Eritrea wants UN action on Kenya
22 November 2011, 08:34
Addis Abba - Eritrea
has complained to the U.N. Security Council about Kenyan allegations
that it sent weapons to Islamist rebels in Somalia, calling for an
independent investigation to judge the dispute.
Foreign Minister Osman Saleh said in a letter to the Council that
Eritrea was confident an investigation would find Nairobi's
"defamatory" accusations to be baseless, and urged the United Nations to
take action against Kenya in the dispute.
Nairobi has accused Eritrea of flying in weapons for al Shabaab,
an insurgent group liked to al Qaeda which has been fighting the
Western-backed Somali government since 2007, and which is now also
battling Kenyan forces.
"If, as Eritrea confidently believes, the investigation determines
that there is no basis whatsoever to the very serious and harmful
accusations by the government of Kenya, Eritrea calls on the Security
Council to take action that would redress the injustice suffered by the
people and government of Eritrea," Saleh wrote in the letter, seen by
"Defamation of a member state of the United Nations should not be
indulged in with impunity and must not be tolerated, given its negative
implications for regional peace and security," he said in the letter,
dated November 16.
Kenya sent troops into Somalia, its anarchic neighbour, last
month to rout the insurgents which it blames for kidnappings of Western
aid workers and tourists on Kenyan soil, and frequent cross-border
Nairobi says it has credible information that consignments of
arms were flown to the Somali town of Baidoa from Eritrea. Kenyan
officials have said that Eritrean denials are not enough, and that it
should go further and denounce al Shabaab.
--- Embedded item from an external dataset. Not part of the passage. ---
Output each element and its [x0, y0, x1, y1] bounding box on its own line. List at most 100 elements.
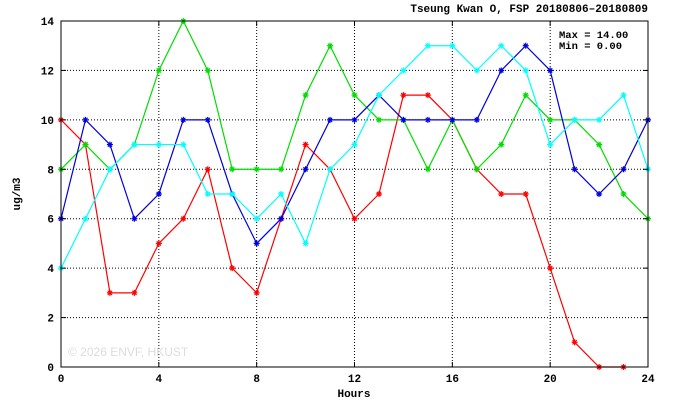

Saleh's letter to Jose Filipe Cabral, the Security Council's
rotating president for November, gave no details on who might conduct
the investigation, nor did it say what action Eritrea wanted.
However, Eritrea's envoy to the African Union said the Kenyan allegations should be publicly dismissed as a first step.
"It is up to the U.N. Security Council to take whatever action it
feels appropriate and necessary to rectify such baseless allegations
and defamation of a member state," envoy Girma Asmerom told Reuters.
"However, as a starter, I strongly feel that the U.N. Security
Council should urge the government of Kenya to publicly rescind its
baseless accusation against Eritrea," he said.
Kenyan officials have said the weapons consisted of
shoulder-fired rockets, grenades and small arms munitions, and that they
have been moved to areas in southern and central Somalia.
Slapped with an arms embargo, assets freeze and a travel ban for
some of its officials in 2009, Eritrea faces another round of measures
over charges it was aiding militants fighting to overthrow the
internationally-backed Mogadishu government.
Asmara accuses Ethiopia of being behind the claims through a
"frenzied campaign" to isolate and weaken its government. The neighbours
fought a two-year war over disputed territory a decade ago but the
frontier spat has yet to be resolved.
Scores of Ethiopian military vehicles carrying soldiers have
been spotted by residents in Somalia's frontier towns in what could be a joint attempt to flush out al Shabaab.
Ethiopian officials, however, say they have yet to decide on
deploying troops, though they are committed to a regional initiative to
stabilise the lawless Horn of Africa country.